Specialty Drugs and Upcoding Drive Rising Medical Costs, Pressure U.S. Health Insurers
The second quarter of 2025 has been challenging for major U.S. health insurers, including Elevance, Centene, and UnitedHealth, with these payers missing earnings expectations and adjusting down their forecasts. The primary drivers behind this trend include escalating medical costs fueled by an increased number of sicker members within Medicaid and Affordable Care Act (ACA) marketplace plans. Lower state Medicaid reimbursement rates that fail to align with higher patient acuity levels compound this issue, creating financial strain on insurers. Additionally, upcoming policy changes expected in 2026 may further restrict enrollment and drive healthier individuals away from government plans, potentially exacerbating risk pools and future costs.
Industry experts suggest that beyond the commonly cited factors of increased utilization and upcoding of diagnoses, specialty pharmacy spending represents a significant and under-acknowledged contributor to rising medical costs. Specialty drugs, including high-priced medications like GLP-1 receptor agonists and treatments for chronic and genetic conditions, have seen spending grow at a faster pace than overall medical expenses. Data from PwC highlight that drug costs surged by 11.4% in 2024, outpacing general medical cost increases, signaling a substantial cost pressure area for payers.
Upcoding also remains a critical factor in inflating costs, with payers reporting more aggressive diagnosis coding indicative of higher patient complexity. However, analysis of hospital admission data from major providers like HCA Healthcare and Tenet Healthcare does not show corresponding increases in patient volume, suggesting that enhanced coding practices, possibly aided by artificial intelligence (AI) technologies, are contributing to higher billed expenses rather than increased care utilization. While AI-driven coding may improve consistency and accuracy, it also poses challenges related to compliance and cost management for payers.
Despite these headwinds, some insurers, including Humana, Aetna (CVS Health), and Cigna, have outperformed market expectations. Humana and Aetna credited focused turnaround initiatives that improved financial performance and enabled upward revisions of earnings guidance. Cigna’s stronger results are partly attributed to its strategic exit from Medicare insurance, reducing exposure to government plan risks, and growth in its Evernorth healthcare services segment, notably its pharmacy benefit management operations.
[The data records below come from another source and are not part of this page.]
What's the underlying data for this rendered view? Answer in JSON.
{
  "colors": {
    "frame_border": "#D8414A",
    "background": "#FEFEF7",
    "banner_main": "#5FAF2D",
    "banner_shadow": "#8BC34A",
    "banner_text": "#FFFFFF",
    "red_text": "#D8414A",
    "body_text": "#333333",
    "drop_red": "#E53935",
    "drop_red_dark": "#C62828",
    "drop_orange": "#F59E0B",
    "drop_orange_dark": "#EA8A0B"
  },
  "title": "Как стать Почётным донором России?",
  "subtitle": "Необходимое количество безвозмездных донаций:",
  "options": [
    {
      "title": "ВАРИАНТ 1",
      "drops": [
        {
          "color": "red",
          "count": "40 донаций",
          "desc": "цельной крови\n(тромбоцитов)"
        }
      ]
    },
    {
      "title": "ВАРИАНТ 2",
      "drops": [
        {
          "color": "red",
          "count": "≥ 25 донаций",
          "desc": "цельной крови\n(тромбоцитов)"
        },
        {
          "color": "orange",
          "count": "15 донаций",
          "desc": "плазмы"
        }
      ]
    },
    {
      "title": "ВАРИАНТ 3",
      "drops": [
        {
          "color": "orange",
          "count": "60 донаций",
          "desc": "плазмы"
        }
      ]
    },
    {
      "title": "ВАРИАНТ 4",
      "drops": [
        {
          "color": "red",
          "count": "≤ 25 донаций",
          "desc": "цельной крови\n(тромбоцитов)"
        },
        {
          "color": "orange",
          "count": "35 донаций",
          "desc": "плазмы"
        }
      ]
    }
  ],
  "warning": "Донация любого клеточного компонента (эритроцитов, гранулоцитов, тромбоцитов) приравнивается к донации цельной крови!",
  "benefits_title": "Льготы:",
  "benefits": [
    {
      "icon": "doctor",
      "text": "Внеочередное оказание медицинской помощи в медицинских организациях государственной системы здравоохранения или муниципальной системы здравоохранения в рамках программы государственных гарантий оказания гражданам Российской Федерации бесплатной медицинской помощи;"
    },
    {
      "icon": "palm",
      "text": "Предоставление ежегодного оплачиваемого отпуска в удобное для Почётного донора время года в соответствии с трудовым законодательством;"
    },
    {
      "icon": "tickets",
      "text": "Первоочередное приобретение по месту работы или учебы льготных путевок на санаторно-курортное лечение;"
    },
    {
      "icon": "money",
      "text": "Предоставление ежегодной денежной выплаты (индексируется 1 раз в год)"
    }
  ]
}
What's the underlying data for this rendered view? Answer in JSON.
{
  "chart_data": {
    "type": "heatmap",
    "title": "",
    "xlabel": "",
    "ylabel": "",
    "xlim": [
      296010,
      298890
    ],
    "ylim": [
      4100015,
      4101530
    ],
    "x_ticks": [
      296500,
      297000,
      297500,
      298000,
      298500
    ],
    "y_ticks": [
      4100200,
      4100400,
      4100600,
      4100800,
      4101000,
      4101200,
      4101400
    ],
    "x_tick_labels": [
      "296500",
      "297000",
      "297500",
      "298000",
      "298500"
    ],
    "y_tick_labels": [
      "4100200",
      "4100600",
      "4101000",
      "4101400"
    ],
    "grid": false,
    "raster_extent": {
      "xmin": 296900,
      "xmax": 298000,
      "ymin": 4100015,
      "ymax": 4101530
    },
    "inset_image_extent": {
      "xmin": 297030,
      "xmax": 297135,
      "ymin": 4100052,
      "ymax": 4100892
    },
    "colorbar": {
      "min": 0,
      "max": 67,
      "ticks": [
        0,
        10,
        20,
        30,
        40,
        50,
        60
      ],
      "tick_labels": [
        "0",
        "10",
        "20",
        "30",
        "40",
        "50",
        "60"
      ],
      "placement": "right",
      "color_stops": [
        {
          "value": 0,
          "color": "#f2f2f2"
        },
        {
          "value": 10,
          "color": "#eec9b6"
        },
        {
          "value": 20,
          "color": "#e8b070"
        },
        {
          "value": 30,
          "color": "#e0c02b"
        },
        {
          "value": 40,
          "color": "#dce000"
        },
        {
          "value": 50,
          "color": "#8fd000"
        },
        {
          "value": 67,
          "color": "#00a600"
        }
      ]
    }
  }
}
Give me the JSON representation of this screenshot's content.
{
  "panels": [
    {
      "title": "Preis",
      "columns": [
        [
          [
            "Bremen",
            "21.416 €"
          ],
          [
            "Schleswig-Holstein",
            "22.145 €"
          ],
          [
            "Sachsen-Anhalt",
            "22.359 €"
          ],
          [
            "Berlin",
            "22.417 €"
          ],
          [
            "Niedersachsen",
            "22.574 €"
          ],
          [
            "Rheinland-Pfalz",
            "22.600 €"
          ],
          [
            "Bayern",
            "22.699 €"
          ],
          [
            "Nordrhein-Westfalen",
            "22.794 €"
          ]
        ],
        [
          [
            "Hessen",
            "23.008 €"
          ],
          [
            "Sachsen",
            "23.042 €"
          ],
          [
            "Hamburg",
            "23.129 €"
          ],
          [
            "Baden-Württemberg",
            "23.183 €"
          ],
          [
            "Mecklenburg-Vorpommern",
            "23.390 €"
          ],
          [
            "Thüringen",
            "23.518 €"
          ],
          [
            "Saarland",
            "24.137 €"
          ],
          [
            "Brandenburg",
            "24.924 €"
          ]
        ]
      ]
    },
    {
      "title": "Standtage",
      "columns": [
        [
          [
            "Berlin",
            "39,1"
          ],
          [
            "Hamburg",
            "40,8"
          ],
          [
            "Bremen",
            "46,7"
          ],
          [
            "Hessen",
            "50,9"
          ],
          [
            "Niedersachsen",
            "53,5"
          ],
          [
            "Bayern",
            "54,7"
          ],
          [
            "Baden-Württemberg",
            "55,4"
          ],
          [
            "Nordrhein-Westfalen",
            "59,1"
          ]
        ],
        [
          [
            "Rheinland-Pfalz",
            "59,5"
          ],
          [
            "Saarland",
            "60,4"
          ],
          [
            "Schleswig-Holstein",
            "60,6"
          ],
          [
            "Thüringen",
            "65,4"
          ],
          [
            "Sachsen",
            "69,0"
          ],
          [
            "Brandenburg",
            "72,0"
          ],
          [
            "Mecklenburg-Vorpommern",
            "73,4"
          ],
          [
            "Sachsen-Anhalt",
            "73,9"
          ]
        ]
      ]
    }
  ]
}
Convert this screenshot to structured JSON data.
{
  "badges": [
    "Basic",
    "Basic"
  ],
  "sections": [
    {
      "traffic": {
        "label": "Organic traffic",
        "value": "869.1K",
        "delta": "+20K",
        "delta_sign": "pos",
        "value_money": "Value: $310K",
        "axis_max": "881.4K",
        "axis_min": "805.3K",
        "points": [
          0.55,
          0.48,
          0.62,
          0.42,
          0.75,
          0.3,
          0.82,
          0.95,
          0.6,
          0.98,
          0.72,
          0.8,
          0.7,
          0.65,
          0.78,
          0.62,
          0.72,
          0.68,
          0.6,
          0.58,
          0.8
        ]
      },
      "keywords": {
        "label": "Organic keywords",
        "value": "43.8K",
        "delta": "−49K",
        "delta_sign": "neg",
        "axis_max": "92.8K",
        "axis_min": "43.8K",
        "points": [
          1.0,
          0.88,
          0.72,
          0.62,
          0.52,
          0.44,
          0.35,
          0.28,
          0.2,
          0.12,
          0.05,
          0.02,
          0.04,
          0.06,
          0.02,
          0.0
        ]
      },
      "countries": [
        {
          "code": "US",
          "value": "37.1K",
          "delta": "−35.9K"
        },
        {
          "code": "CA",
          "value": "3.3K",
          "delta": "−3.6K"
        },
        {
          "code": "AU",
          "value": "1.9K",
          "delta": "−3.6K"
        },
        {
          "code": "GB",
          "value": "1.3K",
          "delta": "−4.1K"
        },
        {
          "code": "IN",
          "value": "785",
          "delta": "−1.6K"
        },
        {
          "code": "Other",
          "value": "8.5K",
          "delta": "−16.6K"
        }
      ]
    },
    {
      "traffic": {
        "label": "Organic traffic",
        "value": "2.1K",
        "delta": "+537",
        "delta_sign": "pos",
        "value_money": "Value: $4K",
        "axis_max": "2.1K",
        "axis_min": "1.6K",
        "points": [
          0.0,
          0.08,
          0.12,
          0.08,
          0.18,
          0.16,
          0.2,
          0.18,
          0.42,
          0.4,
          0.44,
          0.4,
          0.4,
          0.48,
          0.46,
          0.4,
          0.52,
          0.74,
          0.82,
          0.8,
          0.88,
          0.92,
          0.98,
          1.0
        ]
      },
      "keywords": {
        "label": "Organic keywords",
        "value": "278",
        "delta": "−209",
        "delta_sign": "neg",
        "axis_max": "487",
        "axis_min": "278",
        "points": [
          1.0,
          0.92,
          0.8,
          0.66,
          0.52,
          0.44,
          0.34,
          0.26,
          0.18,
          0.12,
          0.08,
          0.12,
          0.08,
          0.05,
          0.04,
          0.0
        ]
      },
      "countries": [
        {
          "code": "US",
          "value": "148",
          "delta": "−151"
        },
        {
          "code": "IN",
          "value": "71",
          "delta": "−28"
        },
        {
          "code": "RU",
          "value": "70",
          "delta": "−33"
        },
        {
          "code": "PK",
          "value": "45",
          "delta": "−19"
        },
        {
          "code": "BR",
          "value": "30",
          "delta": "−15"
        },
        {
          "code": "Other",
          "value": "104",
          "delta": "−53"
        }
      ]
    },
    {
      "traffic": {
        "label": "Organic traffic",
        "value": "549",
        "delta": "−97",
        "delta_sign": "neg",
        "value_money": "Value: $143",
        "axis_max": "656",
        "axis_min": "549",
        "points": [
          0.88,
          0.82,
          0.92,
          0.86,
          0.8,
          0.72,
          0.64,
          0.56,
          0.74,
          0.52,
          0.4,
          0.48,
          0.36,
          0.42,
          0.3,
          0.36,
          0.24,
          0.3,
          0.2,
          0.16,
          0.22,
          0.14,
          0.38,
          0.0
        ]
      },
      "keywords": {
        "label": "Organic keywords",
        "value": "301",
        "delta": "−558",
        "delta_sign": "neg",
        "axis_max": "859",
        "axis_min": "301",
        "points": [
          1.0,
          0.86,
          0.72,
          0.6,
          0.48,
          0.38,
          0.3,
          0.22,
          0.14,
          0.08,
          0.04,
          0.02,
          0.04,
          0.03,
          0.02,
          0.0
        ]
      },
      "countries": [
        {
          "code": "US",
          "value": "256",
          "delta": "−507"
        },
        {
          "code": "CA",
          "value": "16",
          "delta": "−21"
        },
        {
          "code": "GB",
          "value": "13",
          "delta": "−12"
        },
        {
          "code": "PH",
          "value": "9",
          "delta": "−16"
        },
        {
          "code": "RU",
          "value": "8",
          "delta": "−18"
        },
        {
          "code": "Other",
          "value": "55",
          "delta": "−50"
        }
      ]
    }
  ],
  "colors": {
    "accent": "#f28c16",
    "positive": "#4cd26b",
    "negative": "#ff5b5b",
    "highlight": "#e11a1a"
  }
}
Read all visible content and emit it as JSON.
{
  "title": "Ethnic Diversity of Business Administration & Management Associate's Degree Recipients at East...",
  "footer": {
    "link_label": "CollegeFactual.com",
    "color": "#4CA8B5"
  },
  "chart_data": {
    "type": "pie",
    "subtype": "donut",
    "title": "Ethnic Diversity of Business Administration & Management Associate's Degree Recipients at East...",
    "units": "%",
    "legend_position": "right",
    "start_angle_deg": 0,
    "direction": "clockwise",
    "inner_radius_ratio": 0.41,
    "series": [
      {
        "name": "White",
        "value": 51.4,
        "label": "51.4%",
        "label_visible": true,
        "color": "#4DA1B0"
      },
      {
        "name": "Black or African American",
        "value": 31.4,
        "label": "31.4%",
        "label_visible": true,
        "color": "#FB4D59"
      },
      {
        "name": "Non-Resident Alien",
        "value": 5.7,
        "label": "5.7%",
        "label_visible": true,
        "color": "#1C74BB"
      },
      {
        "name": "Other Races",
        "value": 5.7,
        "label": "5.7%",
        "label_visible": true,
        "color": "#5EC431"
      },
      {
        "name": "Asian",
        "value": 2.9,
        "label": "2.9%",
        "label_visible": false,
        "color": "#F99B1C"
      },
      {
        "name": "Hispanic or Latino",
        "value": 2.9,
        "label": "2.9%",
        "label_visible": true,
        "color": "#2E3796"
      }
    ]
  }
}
These contrasting results underscore the complexity of the current U.S. insurance landscape, where escalating specialty drug spending and evolving coding practices challenge traditional underwriting and risk assessment models. Insurers are navigating these pressures by adjusting premiums, reevaluating market participation, and leveraging ancillary service growth to offset medical cost inflation.
Going forward, regulatory oversight of coding practices, specialty drug pricing, and Medicaid reimbursement structures may intensify as stakeholders seek to balance cost containment with access to care. Market participants will need to monitor these developments closely to align their strategies with regulatory expectations and evolving member health profiles.